His computer hummed to life as he began typing away. Ferra’s eyes locked on the cork board. The photos contained vague silhouettes of blocky-looking bodies. Her eyes widened at another article featuring a photo in a snowy landscape, the photo of what was clearly an android being displayed. A location known as the “Sanctum Mountains” she read.
“You like my handiwork?” He said as he continued typing away. “Most of the people working here were only worried about internal android threats, so I lack an intel department you know.” He typed a few more things in. “So now it’s up to me to find any bots to give everyone reason why this very small branch should still be funded.”
“Well, then why don’t you find a new job or something? This seems like a lot of work.”
He let out a snort as he continued his typing. “I spent my entire life trying to get this job, I ain’t giving it up for some third rate clerk job somewhere in the slums.”
“You seem to have plenty of experience and a truck, so why not bounty hunting?”
“Correction, the state owns that truck. The only thing I can call mine in this office is that fridge, stove, food, and my guns.”
“So can’t you buy your own stuff-”
“If I could, I wouldn’t need to strike a deal with you now, would I?”
He stopped typing. “Anyways, all those reports regarding you are now closed, according to the state, you’re tucked away in some reservation up north.” He turned towards her and stood up. “Now as for bounties, finding them is gonna be your job, I’ve done all the work I need to today.

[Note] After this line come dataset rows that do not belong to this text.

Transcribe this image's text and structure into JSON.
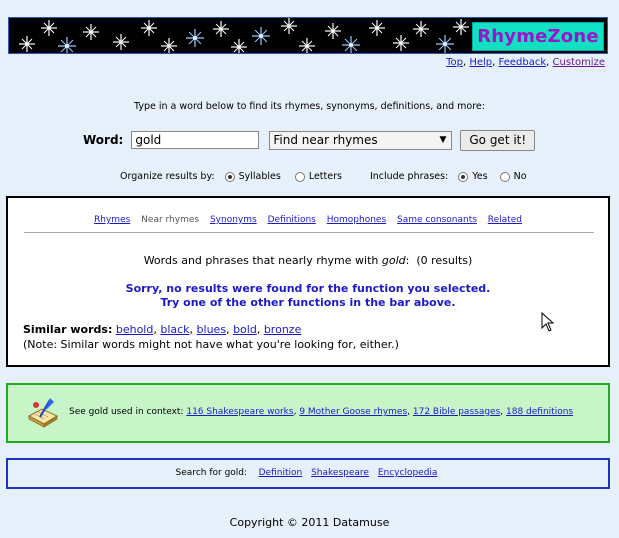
{
  "banner": {
    "logo_text": "RhymeZone"
  },
  "top_links": [
    {
      "label": "Top",
      "color": "#1a1acc"
    },
    {
      "label": "Help",
      "color": "#1a1acc"
    },
    {
      "label": "Feedback",
      "color": "#1a1acc"
    },
    {
      "label": "Customize",
      "color": "#6a1a8a"
    }
  ],
  "intro_text": "Type in a word below to find its rhymes, synonyms, definitions, and more:",
  "search": {
    "word_label": "Word:",
    "word_value": "gold",
    "function_selected": "Find near rhymes",
    "go_label": "Go get it!"
  },
  "options": {
    "organize_label": "Organize results by:",
    "syllables_label": "Syllables",
    "letters_label": "Letters",
    "include_label": "Include phrases:",
    "yes_label": "Yes",
    "no_label": "No"
  },
  "results": {
    "tabs": [
      "Rhymes",
      "Near rhymes",
      "Synonyms",
      "Definitions",
      "Homophones",
      "Same consonants",
      "Related"
    ],
    "current_tab": "Near rhymes",
    "heading_prefix": "Words and phrases that nearly rhyme with",
    "heading_word": "gold",
    "heading_suffix": ":",
    "result_count": "(0 results)",
    "sorry_line1": "Sorry, no results were found for the function you selected.",
    "sorry_line2": "Try one of the other functions in the bar above.",
    "similar_label": "Similar words:",
    "similar_words": [
      "behold",
      "black",
      "blues",
      "bold",
      "bronze"
    ],
    "similar_note": "(Note: Similar words might not have what you're looking for, either.)"
  },
  "context": {
    "prefix": "See gold used in context:",
    "links": [
      "116 Shakespeare works",
      "9 Mother Goose rhymes",
      "172 Bible passages",
      "188 definitions"
    ]
  },
  "search_for": {
    "label": "Search for gold:",
    "links": [
      "Definition",
      "Shakespeare",
      "Encyclopedia"
    ]
  },
  "copyright": "Copyright © 2011 Datamuse",
  "colors": {
    "page_bg": "#e6f0fb",
    "link": "#1a1acc",
    "logo_bg": "#11e0c2",
    "logo_text": "#9a14c8",
    "context_bg": "#c8f5c8",
    "context_border": "#22aa22",
    "searchfor_border": "#2233bb"
  }
}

You at least know how to use a computer?” He presented her the chair. She walked over, sitting in front of the screen. Scott leaned over, clicking on a browser icon and opening a window.
“You can use this to go find some postings online. Don’t bother looking for inner city jobs because well, you’re a fukin android. Just try to find any job outside of the walls and you’ll be set.”

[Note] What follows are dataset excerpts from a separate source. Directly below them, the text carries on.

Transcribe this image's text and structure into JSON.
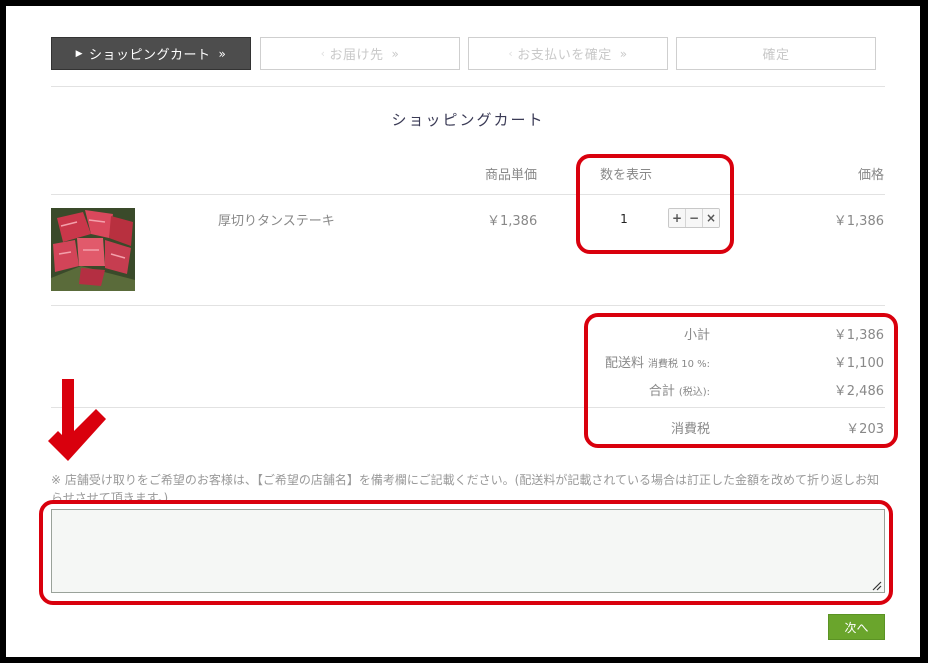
{
  "steps": [
    {
      "label": "ショッピングカート",
      "active": true
    },
    {
      "label": "お届け先",
      "active": false
    },
    {
      "label": "お支払いを確定",
      "active": false
    },
    {
      "label": "確定",
      "active": false
    }
  ],
  "cart": {
    "title": "ショッピングカート",
    "headers": {
      "unit_price": "商品単価",
      "quantity": "数を表示",
      "price": "価格"
    },
    "items": [
      {
        "name": "厚切りタンステーキ",
        "unit_price": "￥1,386",
        "quantity": "1",
        "price": "￥1,386"
      }
    ],
    "qty_controls": {
      "plus": "+",
      "minus": "−",
      "remove": "×"
    }
  },
  "summary": {
    "subtotal_label": "小計",
    "subtotal_value": "￥1,386",
    "shipping_label": "配送料",
    "shipping_tax_note": "消費税 10 %:",
    "shipping_value": "￥1,100",
    "total_label": "合計",
    "total_note": "(税込):",
    "total_value": "￥2,486",
    "tax_label": "消費税",
    "tax_value": "￥203"
  },
  "notice": "※ 店舗受け取りをご希望のお客様は、【ご希望の店舗名】を備考欄にご記載ください。(配送料が記載されている場合は訂正した金額を改めて折り返しお知らせさせて頂きます。)",
  "memo": {
    "value": "",
    "placeholder": ""
  },
  "next_button": "次へ",
  "colors": {
    "active_step": "#4d4d4d",
    "next_button": "#6aa52c",
    "annotation": "#d9000d"
  }
}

She stared at him. “Where exactly do I start? How do I even use this thing?”
He briefly demonstrated how to type and use the mouse, clicking on boxes around the window and typing. “As for where to start, you’re the expert on bounties here.”

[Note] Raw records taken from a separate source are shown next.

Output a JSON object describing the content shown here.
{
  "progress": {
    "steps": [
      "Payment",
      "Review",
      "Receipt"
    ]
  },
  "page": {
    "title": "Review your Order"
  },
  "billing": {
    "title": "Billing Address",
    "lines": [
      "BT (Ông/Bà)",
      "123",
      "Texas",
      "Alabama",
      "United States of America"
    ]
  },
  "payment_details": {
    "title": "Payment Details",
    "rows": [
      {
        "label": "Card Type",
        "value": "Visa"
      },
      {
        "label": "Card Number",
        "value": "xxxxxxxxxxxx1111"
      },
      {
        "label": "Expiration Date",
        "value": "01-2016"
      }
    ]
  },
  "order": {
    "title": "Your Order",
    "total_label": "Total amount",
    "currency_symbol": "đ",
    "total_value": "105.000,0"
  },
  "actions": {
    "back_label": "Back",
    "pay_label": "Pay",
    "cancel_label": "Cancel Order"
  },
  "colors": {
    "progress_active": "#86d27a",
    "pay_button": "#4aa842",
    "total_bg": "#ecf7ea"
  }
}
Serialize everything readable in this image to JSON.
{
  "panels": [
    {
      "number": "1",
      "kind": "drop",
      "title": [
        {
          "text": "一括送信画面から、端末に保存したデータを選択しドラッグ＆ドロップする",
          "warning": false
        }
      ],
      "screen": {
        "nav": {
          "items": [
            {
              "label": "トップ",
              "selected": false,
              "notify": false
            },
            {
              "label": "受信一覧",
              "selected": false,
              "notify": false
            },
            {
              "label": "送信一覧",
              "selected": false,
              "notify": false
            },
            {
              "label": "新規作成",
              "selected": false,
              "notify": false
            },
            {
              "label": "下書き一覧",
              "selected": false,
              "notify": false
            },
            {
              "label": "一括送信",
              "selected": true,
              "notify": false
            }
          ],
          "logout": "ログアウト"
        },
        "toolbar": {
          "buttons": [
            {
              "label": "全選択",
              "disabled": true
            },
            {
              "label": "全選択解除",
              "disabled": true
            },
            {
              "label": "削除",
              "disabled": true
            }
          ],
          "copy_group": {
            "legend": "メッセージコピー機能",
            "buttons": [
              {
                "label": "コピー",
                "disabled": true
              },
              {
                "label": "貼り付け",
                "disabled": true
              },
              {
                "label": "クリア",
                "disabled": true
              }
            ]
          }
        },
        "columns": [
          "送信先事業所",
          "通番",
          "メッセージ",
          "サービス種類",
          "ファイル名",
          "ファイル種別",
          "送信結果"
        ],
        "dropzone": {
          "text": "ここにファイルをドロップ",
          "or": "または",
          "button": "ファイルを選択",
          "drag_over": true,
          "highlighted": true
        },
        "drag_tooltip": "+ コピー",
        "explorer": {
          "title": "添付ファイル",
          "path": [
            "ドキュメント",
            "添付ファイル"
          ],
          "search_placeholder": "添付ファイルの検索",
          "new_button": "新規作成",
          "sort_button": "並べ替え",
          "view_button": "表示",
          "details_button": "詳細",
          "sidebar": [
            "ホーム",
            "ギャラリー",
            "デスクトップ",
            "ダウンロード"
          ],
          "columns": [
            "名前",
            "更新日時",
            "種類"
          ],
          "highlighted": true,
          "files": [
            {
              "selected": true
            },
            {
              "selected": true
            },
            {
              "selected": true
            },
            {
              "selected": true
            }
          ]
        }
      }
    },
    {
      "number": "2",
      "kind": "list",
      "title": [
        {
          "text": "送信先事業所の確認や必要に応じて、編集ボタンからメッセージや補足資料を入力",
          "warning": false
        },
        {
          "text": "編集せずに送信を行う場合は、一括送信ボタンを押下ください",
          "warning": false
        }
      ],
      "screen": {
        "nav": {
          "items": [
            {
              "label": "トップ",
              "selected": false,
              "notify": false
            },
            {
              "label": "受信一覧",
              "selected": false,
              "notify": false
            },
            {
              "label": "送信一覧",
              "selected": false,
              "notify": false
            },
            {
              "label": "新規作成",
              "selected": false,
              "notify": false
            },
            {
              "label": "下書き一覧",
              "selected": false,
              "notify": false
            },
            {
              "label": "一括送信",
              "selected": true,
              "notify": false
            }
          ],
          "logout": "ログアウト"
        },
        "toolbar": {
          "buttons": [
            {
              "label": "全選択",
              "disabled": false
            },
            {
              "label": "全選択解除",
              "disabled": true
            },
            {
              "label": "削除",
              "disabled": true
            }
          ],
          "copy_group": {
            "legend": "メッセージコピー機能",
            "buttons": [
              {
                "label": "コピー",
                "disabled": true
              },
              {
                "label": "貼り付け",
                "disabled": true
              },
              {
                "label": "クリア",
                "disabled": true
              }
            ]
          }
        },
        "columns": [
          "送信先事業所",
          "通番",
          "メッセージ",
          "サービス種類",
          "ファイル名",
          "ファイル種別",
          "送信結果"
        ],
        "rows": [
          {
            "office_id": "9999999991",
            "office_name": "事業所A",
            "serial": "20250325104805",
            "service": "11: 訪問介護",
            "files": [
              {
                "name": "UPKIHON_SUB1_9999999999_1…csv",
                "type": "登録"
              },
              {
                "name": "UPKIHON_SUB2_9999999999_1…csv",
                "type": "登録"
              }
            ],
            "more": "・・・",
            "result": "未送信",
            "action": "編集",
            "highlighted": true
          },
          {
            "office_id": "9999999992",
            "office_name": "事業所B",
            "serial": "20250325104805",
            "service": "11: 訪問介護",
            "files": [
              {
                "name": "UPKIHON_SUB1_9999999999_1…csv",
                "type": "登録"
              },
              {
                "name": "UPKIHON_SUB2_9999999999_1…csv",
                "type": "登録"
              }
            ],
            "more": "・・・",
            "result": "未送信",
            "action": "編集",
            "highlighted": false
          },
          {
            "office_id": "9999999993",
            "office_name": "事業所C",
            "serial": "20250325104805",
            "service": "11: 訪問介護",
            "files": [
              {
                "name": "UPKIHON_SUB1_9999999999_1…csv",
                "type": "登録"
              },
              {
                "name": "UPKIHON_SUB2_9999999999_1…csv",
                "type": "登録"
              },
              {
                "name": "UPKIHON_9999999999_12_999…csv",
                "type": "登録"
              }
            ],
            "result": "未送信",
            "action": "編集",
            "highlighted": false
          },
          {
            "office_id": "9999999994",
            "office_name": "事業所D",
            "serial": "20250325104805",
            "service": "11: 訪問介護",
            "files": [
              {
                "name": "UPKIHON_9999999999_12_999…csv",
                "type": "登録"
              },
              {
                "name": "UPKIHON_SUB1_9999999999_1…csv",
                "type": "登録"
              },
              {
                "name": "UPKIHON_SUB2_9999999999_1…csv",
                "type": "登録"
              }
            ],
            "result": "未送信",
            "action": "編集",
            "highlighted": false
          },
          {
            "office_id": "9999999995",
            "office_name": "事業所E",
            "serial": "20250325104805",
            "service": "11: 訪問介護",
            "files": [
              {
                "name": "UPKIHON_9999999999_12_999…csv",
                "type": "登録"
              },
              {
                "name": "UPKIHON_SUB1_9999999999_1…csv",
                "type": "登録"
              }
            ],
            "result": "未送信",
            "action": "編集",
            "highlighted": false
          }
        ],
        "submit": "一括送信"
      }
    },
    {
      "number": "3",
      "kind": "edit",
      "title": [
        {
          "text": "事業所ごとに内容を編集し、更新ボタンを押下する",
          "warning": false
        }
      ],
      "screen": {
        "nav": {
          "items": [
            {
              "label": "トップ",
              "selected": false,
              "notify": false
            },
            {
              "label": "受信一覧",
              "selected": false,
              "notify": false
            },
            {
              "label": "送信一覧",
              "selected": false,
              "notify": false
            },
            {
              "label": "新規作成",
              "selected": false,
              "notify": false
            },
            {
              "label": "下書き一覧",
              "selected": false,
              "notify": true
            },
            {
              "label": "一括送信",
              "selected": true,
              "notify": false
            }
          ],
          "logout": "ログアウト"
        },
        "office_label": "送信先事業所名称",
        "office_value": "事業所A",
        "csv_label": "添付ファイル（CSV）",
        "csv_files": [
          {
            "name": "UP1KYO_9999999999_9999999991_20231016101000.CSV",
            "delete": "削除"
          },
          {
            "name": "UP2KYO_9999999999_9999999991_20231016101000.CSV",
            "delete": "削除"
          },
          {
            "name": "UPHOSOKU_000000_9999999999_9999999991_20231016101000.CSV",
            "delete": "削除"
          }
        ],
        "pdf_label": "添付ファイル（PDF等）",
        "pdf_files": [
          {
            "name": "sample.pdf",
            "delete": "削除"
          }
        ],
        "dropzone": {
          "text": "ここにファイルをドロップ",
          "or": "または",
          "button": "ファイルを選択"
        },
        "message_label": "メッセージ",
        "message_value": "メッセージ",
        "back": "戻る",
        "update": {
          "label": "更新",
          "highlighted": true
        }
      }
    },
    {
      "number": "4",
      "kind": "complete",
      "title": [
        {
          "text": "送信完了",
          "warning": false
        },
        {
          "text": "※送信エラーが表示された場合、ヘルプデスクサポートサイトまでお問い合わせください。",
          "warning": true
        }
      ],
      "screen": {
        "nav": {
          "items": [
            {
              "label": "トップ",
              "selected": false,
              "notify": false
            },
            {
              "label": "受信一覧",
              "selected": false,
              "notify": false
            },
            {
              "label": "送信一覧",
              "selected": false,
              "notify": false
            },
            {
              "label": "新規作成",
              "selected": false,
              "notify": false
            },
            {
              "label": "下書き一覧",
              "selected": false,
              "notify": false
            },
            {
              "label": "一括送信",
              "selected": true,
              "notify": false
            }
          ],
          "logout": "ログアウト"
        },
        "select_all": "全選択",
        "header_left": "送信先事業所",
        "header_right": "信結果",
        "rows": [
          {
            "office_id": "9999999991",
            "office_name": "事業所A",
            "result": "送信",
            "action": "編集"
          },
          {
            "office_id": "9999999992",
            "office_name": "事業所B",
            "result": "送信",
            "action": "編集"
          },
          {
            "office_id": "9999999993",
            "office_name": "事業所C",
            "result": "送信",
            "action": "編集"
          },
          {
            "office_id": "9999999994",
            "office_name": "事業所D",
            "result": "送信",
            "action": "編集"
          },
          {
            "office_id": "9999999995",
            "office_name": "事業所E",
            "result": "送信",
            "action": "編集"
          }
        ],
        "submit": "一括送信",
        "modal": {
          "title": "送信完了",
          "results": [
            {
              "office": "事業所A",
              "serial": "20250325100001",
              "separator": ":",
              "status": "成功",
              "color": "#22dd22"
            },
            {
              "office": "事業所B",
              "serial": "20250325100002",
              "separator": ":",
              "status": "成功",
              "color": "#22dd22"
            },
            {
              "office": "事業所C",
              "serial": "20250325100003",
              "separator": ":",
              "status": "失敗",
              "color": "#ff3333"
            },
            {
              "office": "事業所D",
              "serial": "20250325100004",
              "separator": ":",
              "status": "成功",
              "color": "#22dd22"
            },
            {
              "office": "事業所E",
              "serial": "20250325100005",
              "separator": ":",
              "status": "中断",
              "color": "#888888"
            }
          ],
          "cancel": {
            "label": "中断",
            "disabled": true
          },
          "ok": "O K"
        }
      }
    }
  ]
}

The evening flew by as Scott ate a small meal and slept in front of his small electric stove. Ferra carefully crept over, turning off the stove, and tossed a few extra blankets atop of him. She returned to the computer, going through several of the old sites in Scott’s history. Most of them were forum boards used by people who lived outside of the city walls, ranging from farmers just outside of the walls, others from people who set up homes in multiple points around the world. Some in a more mountainous region, some living around the edges of forests, she even noticed a few referring to settlements in the Radi Desert. She looked up a map of the continent of Congeria itself, and gasped at the size of it. Off to the very west was the city of Axios, still taking up a fair amount of space, but the rest of the land was massive, varied beyond what she thought. The Radi Desert awkwardly crammed between grasslands, the complete lack of any green east of it, the long stretching plains, the mountains to the south and jungle beyond the range, ruined cities stretching eastward all the way to a massive gash in the earth. She printed it out, grabbing a pen. When it finished, she tabbed over to forum posts she found, and quickly marked their locations on the newly printed map. She sighed as she closed every tab and powered off the computer. She sat down next to the snoozing Scott and smiled at him.
“Maybe I can make this deal work out after all.”